Subject: | Weird utf8 bug breaks header parsing? |
Dunno where/if this problem should be fixed, but it seems that IO::
Scalar does some weird stuff with utf-8, and it manifests itself in
MIME::Parser.
----------------------
#!/usr/bin/perl
use strict;
use MIME::Parser;
my $parser = new MIME::Parser;
$parser->output_to_core('YES');
$parser->tmp_to_core('YES');
my $tst = <<'EOF';
Content-Transfer-Encoding: binary
Content-Type: multipart/alternative; boundary="badger"
MIME-Version: 1.0
From: from@example.com
To: to@example.com
This is a multi-part message in MIME format.
--badger
Content-Disposition: inline
Content-Length: 100
Content-Transfer-Encoding: binary
Content-Type: text/html
<html>
£
</html>
--badger--
EOF
{
my $entity = eval { $parser->parse_data( $tst ) };
my $error = ($@ || $parser->last_error);
print STDERR "error: ($error)\n" if $error;
$entity->dump_skeleton;
}
utf8::upgrade($tst);
{
my $entity = eval { $parser->parse_data( $tst ) };
my $error = ($@ || $parser->last_error);
print STDERR "error: ($error)\n" if $error;
$entity->dump_skeleton;
}
----------------------
output:
Content-type: multipart/alternative
Effective-type: multipart/alternative
Body-file: NONE
Num-parts: 1
--
Content-type: text/html
Effective-type: text/html
Body-file: NONE
--
error: (error: couldn't parse head; error near:
CCMFT
)
Content-type: text/plain
Effective-type: text/plain
Body-file: NONE
--
Basically, the header lines are being read in as single characters if
the string scalar is flagged as utf8 - hence the CCMFT error - the first
characters of the headers are C,C,M,F and T.

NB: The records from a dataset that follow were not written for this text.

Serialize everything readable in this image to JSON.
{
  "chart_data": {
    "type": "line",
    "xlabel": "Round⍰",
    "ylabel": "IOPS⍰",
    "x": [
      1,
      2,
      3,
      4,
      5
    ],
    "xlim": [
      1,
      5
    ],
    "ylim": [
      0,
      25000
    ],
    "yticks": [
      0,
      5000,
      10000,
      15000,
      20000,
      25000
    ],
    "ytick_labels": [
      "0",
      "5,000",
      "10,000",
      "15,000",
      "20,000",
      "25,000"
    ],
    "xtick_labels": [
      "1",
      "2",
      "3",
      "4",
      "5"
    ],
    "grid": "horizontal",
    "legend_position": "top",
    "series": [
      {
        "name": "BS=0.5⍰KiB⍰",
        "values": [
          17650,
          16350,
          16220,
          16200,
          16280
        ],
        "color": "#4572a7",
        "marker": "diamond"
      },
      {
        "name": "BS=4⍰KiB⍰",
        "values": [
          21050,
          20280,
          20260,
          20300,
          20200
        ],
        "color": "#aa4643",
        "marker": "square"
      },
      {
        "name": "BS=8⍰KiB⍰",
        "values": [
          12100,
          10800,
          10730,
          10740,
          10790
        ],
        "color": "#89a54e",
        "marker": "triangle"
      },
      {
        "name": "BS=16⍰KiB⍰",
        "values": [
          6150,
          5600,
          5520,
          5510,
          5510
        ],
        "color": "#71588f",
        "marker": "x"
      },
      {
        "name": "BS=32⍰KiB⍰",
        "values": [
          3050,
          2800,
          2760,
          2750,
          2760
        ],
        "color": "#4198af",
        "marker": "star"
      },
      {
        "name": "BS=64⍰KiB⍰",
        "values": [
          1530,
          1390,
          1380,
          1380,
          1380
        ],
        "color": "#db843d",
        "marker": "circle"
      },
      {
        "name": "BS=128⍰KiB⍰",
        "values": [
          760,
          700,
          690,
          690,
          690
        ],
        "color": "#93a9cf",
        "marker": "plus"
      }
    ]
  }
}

Just thought it was worth reporting in case anyone else bumps into this.
As you can imagine, it was fun to track down :-)
install is an up to date rhel3. Previous experience has a big finger
pointing at redhat, so it would be nice to see if anyone else gets the
same error when running the script.
perl -v:
This is perl, v5.8.0 built for i386-linux-thread-multi
(with 1 registered patch, see perl -V for more detail)
(-V gives
Compile-time options: DEBUGGING MULTIPLICITY USE_ITHREADS
USE_LARGE_FILES PERL_IMPLICIT_CONTEXT
Locally applied patches:
MAINT18379
)
uname -a
Linux 2.4.21-37.0.1.ELsmp #1 SMP Wed Jan 11 18:44:17 EST 2006 i686 i686
i386 GNU/Linux